Now, the 40-year-old who fell in love with basketball as a kid back in Waterford, works alongside the man who played no small part in the development of that passion, the leader of a team tasked with designing the stores named in Michael Jordan’s honour.

“I’ve yet to meet Michael in person, but he’s on a lot of our Zoom calls. The first one was kind of amazing, everyone was taking screenshots, moving his face next to theirs, making out like it was a one-to-one meeting,” she laughs.

“He’s always very engaged in those calls, he wants to know how things are going and what’s coming next. He’s very involved with our athletes and the basketball players who are signed to the brand, and also in the performance of our basketball shoes.

“So, I was hired to create the future of retail for the Jordan brand, to create its own stores, to determine the strategy for it, create the concept and build a team to be able to do that.”

And that’s where she takes a whole bunch of lessons from her sporting days, her wish when it comes to building teams to be seen as the captain rather than the coach.

“Because you want to be part of the team,” she says. “And just like in team sports, you have all sorts of people around you – the talented one who maybe doesn’t put in all the effort, the one who really wants to optimise everything they have. The ones who will always cut corners, the ones who will do all the grunt work. You have to be able to deal with that. There are so many parallels between sport and life in general. Which is why having a background in sport is invaluable.”

A few months back she was in Milan overseeing the opening of a new Nike store there, her next big project will take her to Tokyo in March, and there are several more in the pipeline this year.

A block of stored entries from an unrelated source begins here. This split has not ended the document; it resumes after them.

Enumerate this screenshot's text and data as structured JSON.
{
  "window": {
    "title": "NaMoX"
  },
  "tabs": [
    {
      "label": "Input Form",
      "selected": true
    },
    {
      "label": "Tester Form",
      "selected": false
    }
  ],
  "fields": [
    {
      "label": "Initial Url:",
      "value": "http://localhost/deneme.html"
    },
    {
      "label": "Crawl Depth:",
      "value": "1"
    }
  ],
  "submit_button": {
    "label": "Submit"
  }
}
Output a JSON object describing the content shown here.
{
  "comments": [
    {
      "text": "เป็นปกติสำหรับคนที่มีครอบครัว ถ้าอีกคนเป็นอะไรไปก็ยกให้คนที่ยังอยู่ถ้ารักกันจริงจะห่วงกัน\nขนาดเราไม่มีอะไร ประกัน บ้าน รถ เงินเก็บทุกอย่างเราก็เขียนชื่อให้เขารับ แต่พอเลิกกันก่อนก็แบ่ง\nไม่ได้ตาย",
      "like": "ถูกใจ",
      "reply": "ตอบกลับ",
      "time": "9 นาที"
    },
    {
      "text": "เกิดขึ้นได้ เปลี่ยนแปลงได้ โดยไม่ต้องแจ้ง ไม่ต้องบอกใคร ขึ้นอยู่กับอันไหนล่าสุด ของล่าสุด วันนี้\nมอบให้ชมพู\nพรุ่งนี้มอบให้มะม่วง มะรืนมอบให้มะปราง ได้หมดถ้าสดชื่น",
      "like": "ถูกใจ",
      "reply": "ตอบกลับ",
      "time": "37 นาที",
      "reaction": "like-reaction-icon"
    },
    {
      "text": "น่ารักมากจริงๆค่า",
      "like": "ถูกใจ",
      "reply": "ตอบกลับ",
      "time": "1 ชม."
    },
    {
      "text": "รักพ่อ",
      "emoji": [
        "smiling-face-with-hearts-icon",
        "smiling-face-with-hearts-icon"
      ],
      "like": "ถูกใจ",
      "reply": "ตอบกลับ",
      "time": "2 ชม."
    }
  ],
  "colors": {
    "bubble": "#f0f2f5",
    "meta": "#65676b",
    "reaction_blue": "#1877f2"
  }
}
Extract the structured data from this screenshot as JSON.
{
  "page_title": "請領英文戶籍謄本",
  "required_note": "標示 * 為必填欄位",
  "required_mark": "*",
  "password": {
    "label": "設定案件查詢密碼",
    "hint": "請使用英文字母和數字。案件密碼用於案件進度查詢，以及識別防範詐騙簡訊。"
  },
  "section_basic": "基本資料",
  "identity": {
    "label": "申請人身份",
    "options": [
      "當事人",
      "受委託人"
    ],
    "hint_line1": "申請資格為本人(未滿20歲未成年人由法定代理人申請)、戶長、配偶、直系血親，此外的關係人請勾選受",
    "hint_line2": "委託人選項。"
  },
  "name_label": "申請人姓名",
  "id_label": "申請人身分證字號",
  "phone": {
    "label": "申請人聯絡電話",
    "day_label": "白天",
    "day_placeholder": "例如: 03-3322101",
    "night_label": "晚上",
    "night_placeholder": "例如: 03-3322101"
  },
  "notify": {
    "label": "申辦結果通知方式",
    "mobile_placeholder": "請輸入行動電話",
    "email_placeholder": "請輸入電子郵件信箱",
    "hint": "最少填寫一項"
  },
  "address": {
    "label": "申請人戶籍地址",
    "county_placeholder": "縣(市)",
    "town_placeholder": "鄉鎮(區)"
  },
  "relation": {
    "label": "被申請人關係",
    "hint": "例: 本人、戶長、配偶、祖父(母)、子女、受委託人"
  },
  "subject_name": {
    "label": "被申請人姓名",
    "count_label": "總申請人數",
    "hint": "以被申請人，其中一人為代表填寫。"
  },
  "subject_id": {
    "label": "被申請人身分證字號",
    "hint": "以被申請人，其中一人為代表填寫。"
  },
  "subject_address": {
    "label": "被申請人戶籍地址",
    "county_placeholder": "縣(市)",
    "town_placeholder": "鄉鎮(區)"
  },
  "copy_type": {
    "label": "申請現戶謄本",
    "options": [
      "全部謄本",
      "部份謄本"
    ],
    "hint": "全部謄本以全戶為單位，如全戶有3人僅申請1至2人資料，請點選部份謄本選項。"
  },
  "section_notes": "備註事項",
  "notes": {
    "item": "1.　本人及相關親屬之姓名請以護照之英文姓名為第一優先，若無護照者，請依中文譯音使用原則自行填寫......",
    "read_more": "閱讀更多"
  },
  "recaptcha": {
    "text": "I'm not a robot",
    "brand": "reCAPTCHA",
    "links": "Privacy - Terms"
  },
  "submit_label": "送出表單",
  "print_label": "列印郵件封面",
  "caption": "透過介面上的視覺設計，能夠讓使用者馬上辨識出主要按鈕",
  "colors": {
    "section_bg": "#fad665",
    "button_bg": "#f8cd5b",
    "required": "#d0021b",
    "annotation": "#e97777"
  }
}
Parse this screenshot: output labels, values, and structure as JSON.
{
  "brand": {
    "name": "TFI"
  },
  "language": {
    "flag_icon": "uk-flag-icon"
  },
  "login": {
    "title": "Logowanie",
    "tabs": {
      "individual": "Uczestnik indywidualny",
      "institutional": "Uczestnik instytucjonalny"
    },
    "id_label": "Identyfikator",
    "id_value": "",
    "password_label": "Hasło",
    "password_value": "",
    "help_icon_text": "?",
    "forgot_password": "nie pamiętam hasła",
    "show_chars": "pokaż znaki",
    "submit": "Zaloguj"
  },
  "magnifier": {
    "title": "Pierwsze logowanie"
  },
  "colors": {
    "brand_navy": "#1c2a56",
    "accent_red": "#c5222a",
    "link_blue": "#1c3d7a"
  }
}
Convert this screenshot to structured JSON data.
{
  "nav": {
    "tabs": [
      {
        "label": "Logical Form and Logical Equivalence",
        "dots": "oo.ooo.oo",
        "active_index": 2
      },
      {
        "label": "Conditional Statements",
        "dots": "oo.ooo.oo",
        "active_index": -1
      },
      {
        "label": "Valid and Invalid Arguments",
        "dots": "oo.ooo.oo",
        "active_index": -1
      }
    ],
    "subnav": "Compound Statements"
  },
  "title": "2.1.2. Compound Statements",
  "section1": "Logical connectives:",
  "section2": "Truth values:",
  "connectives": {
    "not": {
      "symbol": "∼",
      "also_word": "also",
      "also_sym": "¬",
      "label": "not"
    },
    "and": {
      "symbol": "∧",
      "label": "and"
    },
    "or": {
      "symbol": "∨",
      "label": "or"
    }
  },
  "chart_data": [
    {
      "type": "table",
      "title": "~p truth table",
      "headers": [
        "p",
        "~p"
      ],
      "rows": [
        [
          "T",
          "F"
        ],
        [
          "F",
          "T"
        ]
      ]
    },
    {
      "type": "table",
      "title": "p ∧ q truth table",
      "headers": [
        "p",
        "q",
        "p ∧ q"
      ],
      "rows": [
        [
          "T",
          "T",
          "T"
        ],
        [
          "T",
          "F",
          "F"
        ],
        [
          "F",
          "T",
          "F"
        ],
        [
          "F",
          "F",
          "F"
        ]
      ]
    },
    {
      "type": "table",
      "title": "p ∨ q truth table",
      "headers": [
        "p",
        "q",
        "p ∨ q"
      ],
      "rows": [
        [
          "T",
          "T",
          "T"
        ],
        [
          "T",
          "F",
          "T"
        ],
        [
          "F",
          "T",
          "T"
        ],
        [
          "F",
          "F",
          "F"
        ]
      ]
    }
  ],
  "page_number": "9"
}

In the middle of it all, she hopes to find time to resume the volunteer work that took her to the Democratic Republic of Congo where, with the Adi-Dassler Fund, she coached basketball and helped set up an international school.

“Walking in to a store when it’s opening is amazing, but this was a whole different level of reward, to see how some of those kids from that foundation are getting scholarships to the States, they’re on the exact same journey I was on.

“When you’re on the basketball court with these kids, you’re the same as them, you’re playing by the same set of rules – you realise you were just born in to different circumstances. And that’s so unfair. Your privilege cannot be taken for granted. We didn’t grow up with much money, but I grew up with a lot of opportunities and tried to make the most of them. Sport changed my life and continues to do so today.”

She’s enjoying life in Oregon with her partner Lea Musekamp, who she will marry in Dunmore East next summer, but has reservations about a long-term stay in the States.

“I got here during an election year and Black Lives Matter, Portland was at the heart of a lot of the riots, that’s when you see a different side to America. And America just feels so divided, you’re always very careful around political conversation. The gun violence ... it weighs on your view, ‘am I going to stay here that long, is this an environment I want to be in?’

“The more I travel, the more I come to appreciate where I grew up, such a beautiful, peaceful place. But I appreciate everything about my life, I’ve taken my opportunities – but I know I was fortunate to get them.”